Frannie turned from the door. 'What do you mean?'

'I mean they're a part of one another. He can't save you from Jacob, because he can't save himself.'

This was too big a notion for Frannie to chew on right now, but it was certainly something to be filed away for later consumption. 'I'm not going to abandon Will, if that's what you're suggesting.'

'Just don't depend upon him,' Rosa said. 'That's all.'

'I won't.'

She opened the door, and looked for Sherwood. He was sitting on the front step, stripping bark off a twig. Rather than call to him - who knew how near Steep was? - she went to the step to rouse him from his thoughts. When she reached him she saw that his eyes were red-rimmed. 'Whatever's wrong?' she said.

'Row's dying, isn't she?' he said, wiping snot from his nose with the back of his hand.

'She'll be fine,' Frannie replied.

'No, she won't,' Sherwood said. 'I feel it in my stomach. I'm going to lose her.'

'Now stop that,' Frannie gently chided him. She took the stripped stick out of his hands and tossed it away, then caught his arm and pulled him to his feet. 'Rosa thinks Steep's in the vicinity.'

'Oh, Lord.' He glanced out towards the street. Frannie had already looked that way. It was empty, as yet.
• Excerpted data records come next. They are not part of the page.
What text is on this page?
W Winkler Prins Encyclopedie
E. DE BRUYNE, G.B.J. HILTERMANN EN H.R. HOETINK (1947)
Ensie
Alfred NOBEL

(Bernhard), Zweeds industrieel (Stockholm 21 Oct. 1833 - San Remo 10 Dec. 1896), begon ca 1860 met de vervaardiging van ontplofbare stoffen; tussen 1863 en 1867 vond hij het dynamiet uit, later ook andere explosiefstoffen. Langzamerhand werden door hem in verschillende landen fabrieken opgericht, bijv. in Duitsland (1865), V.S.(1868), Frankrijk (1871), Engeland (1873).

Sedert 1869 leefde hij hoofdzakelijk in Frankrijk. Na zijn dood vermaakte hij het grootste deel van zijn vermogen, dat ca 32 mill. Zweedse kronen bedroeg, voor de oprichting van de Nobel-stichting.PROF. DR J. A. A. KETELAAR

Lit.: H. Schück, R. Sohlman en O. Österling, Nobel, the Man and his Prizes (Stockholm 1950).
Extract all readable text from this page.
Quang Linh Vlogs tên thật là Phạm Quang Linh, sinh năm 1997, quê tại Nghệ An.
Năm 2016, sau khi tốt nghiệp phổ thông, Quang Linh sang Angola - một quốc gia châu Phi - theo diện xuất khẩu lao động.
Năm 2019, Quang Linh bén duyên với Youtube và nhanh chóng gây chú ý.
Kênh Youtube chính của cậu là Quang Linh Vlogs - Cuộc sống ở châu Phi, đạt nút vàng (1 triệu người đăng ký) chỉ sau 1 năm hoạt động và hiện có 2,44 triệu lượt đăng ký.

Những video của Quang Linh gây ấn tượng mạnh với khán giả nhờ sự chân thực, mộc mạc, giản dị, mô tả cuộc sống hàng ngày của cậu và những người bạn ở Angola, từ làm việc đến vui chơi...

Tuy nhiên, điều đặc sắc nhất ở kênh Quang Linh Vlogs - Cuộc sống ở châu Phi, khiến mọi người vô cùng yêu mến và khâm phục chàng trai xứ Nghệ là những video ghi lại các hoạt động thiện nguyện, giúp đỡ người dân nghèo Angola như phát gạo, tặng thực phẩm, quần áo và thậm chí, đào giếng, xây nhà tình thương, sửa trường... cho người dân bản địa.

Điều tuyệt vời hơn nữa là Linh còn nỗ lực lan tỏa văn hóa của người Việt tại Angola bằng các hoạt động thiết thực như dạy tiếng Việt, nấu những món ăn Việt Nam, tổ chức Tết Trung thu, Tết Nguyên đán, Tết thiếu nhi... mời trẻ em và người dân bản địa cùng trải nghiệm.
'Maybe we should go out the back,' Sherwood suggested. 'There's a garden, and a gate that takes us out onto Copper's Lane.'

'That's not a bad idea,' Frannie said, and together they made their way back down the hallway to where Rosa was standing. 'We're going out the-'

'I heard you,' Rosa said.

Sherwood had already made his way through the kitchen to the back door and was now attempting to haul it open. It was stuck. He cursed it ripely, kicked it, and tried again. Either the kicks or the curses did the trick. With the hinges objecting noisily, and the rotted wood around the handle threatening to splinter, it opened up. What lay beyond was a wall of green, the bushes, plants and trees that had once been the Donnellys' little Eden now a jungle. Frannie didn't hesitate. She plunged into thethicket and ploughed through it, raising lazy swarms of seeds as she went. Rosa plunged after her, stumbling a little, her breath raw.

'I see the gate!' Frannie called back to Sherwood, and was within half a dozen strides of it when Rosa said:

'My bags! I left my bags.'

'Forget them!' Frannie said.

'I can't,' Rosa said, turning around to head back to the house. 'My life's in there.'

'I'll fetch them!' Sherwood said, sweetly delighted to be of service, and darted back towards the house, with Frannie telling him to be quick about it.